7.2. Comparison Result

Figure 16, Figure 17, Figure 18, Figure 19, Figure 20 and Figure 21 presents the resulted comparisons of the rotation angles between using the double-loop PID controller [15] and using the proposed vision/position hybrid controller when the active plate is moved on the helix trajectory as discussed in Section 6.3.

Table 2. The resulted errors of the comparison.

θ	MSE		MAE (Degrees)		NRMSE
	Double-Loop PID	Proposed Method	Double-Loop PID	Proposed Method	Double-Loop PID	Proposed Method
1	0.24507	0.07827	0.33689	0.16484	0.00728	0.00413
2	0.22764	0.07742	0.33918	0.17136	0.00698	0.00408
3	0.23438	0.08534	0.33019	0.17191	0.00594	0.00358
4	0.22605	0.07466	0.33611	0.16810	0.00583	0.00335
5	0.23187	0.07403	0.33084	0.16179	0.00585	0.00331
6	0.22733	0.07490	0.34077	0.16926	0.00577	0.00332

shows the resulted errors of the comparison. As presented in Section 2, the effect of disturbance behind the PID control loop results in position errors. In the case of double-loop PID controller, if the active plate deviates from the desired trajectory, the double-loop PID controller adjusts it to the correct position. The maximum MAE is 0.34077 degrees. In the case of the proposed hybrid controller, MSE, MAE, and NRMSE are much lower. The maximum MAE is only 0.1715 degrees. This superiority is due to the real-time adjustment using the BFO algorithm.

8. Conclusions

In this study, a novel architecture of the vision/position hybrid controller is proposed and applied to the Hexa parallel robot. The 3DVS is combined with the PID position controller to form a two-level closed-loop controller of the robot.
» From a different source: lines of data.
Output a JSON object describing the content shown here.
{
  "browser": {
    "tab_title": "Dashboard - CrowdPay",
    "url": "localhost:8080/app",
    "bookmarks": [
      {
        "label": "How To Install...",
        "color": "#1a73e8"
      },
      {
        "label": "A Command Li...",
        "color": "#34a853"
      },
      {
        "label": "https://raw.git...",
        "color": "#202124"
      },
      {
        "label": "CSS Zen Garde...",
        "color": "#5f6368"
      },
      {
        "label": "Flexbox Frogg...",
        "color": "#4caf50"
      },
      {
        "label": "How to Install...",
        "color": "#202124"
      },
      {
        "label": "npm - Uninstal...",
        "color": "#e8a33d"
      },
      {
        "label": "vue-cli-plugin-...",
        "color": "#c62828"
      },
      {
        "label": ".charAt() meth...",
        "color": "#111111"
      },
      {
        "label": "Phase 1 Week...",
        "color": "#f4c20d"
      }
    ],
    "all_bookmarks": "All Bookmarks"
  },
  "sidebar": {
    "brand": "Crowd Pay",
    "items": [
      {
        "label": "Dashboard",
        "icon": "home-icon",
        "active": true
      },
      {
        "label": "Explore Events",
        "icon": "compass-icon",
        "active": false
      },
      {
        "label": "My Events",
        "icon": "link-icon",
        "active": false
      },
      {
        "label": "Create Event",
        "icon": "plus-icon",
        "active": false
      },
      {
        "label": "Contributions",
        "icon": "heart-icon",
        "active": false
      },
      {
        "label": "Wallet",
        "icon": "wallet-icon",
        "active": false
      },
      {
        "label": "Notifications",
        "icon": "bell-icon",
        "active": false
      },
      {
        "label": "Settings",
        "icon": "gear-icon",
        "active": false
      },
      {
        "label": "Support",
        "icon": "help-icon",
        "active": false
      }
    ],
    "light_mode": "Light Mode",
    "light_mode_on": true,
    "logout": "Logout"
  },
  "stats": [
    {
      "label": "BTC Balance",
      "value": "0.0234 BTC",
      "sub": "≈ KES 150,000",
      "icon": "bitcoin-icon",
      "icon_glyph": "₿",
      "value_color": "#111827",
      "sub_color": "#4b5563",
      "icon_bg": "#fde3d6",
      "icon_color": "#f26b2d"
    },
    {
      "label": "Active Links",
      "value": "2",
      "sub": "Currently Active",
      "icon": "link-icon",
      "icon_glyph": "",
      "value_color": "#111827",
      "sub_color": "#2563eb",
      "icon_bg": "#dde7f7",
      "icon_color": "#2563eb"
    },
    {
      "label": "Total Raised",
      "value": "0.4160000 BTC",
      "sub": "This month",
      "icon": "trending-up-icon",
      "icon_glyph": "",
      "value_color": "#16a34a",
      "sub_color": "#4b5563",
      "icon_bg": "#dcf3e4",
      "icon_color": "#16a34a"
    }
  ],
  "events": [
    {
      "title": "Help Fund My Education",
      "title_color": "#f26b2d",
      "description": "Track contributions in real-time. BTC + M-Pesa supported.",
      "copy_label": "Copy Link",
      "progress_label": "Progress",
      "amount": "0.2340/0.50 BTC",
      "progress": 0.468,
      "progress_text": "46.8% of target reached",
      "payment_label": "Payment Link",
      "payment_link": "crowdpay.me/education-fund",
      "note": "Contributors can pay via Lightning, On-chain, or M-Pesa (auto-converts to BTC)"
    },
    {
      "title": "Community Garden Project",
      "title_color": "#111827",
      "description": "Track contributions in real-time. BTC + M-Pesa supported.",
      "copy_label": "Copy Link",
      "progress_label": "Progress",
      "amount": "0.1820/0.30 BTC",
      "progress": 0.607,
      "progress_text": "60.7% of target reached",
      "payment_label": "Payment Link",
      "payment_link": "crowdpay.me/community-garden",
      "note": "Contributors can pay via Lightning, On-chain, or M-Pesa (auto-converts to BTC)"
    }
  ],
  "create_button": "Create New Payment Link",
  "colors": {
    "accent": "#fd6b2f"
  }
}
The 3DVS is designed with a simple structure consisting of one stereo camera at the top of the robot and four planar colored markers on the surface of the end-effector. Based on the colored markers, the 3DVS measures the pose of the end-effector after the PID control. The measurement of the 3DVS is used as a feedback of the second closed-loop control, which ensures achieving the desired trajectory of the robot. To minimize the measurement error of the 3DVS due to the error of the stereo camera parameters and the external noise affecting image processing, the optimization problem is modeled based on the distance and coplanarity constraints of the colored markers. This optimization problem is solved by using BFO in the real-time adjustment process, which is implemented right in the operation of the robot. The experiment is performed on a specific Hexa parallel robot to assess the effectiveness and feasibility of the proposed real-time adjustment using the BFO. The experimental result shows that it has high accuracy. The MAE decreased significantly from about 4.45 mm for translation and 2.14 degrees for rotation to about 0.93 mm and 0.26 degrees, respectively. The computation time of the BFO algorithm is encouraging with responses in milliseconds, although the experiment was conducted on a laptop with an average hardware configuration. Besides, the experimental comparison between the proposed method and another control method was also performed. Compared to the double-loop PID control method in another research, the MAE of rotation angles of the arms is reduced by about 50 percent. The results show the superiority and application potential of the proposed method.